One of the questions when planning out your data architecture is the question of batch vs stream processing: do you process data in real time or near-real time, or do you wait for data to accumulate before running your ETL job? With so much data moving through your data pipelines, your teams have a series of options to choose from when managing the frequency of their data processing.
Streaming
In stream processing, we process data as soon as it arrives on the message bus or in storage. When the latency needs to be below a second, and data is coming continuously or the response/action is expected immediately real-time data processing is the right kind of data processing to choose.
The following use-cases make good use of real-time data processing:
- Online shopping to start immediate order processing, credit card charge.
- Online trading where security trades and quick investments are made.
- Fraud detection where anomalous activity needs to be recognized and responded to immediately.
- Infrastructure monitoring where issues needs to be quickly picked up.
In case of stream processing, each and every event is always equally important and no message can be ignored or not saved.
Batch processing
In batch processing, we wait for a certain amount of raw data to “pile up” or a wait for a certain time period before running an ETL job. Typically this means data is between an hour to a few days old before it is processed. Batch ETL jobs will typically be run on a set time (e.g. every 24 hours), or in some cases once the amount of data reaches a certain threshold.
By definition, batch processing entails latency between the time data appears in the storage layer and the time it is available in analytics or reporting tools. However, this is not necessarily a major issue, and we might choose to accept these latency because we prefer working with batch processing frameworks, or it is imposed on us by other external subsystems.
We should lean towards batch processing when:
- Data freshness is not a mission-critical issue
- The processing needs access to the entire batch – e.g., sorting the entire dataset
- You have an external dependency which is batched in nature
- Save costs if a batch job can run on a spot instance on AWS
Micro-batching
In micro-batch processing, we run batch processes on much smaller accumulations of data – typically less than a minute’s worth of data. This means data is available in near real-time. In practice, there is little difference between micro-batching and stream processing, and the terms would often be used interchangeably in data architecture descriptions and software platform descriptions.
A micro-batch may process data based on some frequency – for example, you could load all new data every two minutes (or two seconds, depending on the processing horsepower available). Or a micro-batch may process data based on some event flag or trigger (the data is greater than 2 megabytes or contains more than a dozen pieces of data, for example).
Microbatch processing is useful when we need very fresh data, but not necessarily real-time – meaning we can’t wait an hour or a day for a batch processing to run, but we also don’t need to know what happened in the last few seconds.

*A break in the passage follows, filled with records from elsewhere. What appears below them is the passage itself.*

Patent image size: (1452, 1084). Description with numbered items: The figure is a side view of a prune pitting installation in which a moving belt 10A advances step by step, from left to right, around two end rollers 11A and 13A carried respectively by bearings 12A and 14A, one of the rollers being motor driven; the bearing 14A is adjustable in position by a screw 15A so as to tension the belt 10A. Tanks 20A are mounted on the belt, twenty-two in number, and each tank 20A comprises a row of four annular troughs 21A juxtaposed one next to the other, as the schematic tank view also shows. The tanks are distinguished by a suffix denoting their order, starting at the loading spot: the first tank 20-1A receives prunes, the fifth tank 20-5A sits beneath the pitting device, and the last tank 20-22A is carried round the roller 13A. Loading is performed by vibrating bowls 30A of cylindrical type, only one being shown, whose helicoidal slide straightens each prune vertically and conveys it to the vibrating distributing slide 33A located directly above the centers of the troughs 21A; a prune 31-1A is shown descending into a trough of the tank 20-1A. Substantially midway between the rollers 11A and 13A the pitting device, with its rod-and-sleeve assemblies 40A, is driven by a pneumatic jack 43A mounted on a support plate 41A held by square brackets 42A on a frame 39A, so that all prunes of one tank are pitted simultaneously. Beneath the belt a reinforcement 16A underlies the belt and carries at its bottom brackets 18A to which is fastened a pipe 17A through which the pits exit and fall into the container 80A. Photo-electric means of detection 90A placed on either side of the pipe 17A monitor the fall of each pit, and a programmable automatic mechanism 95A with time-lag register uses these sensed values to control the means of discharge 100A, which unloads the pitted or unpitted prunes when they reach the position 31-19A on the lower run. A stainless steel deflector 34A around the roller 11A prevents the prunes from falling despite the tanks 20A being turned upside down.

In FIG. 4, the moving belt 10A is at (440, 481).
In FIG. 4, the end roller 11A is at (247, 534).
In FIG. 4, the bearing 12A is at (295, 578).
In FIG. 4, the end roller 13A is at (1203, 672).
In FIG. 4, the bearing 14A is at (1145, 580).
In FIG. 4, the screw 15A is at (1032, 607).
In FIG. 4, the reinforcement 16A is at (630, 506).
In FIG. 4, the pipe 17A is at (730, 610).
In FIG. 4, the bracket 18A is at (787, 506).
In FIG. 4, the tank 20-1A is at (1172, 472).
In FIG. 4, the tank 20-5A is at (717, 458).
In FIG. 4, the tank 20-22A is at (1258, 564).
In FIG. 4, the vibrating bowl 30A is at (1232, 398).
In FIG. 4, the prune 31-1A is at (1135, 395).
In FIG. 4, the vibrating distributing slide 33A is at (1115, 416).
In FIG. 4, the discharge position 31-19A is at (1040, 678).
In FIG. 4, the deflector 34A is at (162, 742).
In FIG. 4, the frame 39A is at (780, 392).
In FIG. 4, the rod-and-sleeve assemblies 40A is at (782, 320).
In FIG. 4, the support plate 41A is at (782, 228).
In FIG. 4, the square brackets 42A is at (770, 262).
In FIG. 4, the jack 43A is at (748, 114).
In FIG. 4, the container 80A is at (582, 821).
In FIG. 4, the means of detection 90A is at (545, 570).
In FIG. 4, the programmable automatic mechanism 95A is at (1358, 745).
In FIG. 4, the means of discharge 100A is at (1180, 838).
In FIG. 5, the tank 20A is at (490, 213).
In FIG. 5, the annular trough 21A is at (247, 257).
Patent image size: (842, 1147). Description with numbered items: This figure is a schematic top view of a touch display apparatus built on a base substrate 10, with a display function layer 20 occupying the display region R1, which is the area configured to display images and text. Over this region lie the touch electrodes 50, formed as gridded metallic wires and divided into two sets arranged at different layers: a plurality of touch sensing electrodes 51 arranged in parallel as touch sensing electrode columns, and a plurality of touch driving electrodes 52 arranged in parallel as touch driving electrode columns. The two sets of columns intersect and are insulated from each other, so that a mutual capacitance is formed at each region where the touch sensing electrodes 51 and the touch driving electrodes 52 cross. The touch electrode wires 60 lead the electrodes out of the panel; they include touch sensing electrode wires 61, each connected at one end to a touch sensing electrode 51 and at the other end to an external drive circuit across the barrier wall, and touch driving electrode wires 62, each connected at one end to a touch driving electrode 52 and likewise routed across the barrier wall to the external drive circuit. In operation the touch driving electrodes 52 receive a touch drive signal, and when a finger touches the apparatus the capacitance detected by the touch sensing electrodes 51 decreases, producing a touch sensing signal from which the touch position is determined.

It is preferably used in data aggregation use-cases where individual elements of data have significance only at an aggregated level like a mean, min, max over a period of time and instead of writing the logic of fixed or sliding time windows ourselves, we can rely on preaggregated data supplied by micro-batching and discard raw data after processing.
Micro batching is used when:
- Immediate response for each input is not needed
- Individual input elements may not be significant on their own and do not require to be processed beyond aggregation
- A delay of couple of minutes to downstream systems is not critical if we can reduce processing costs.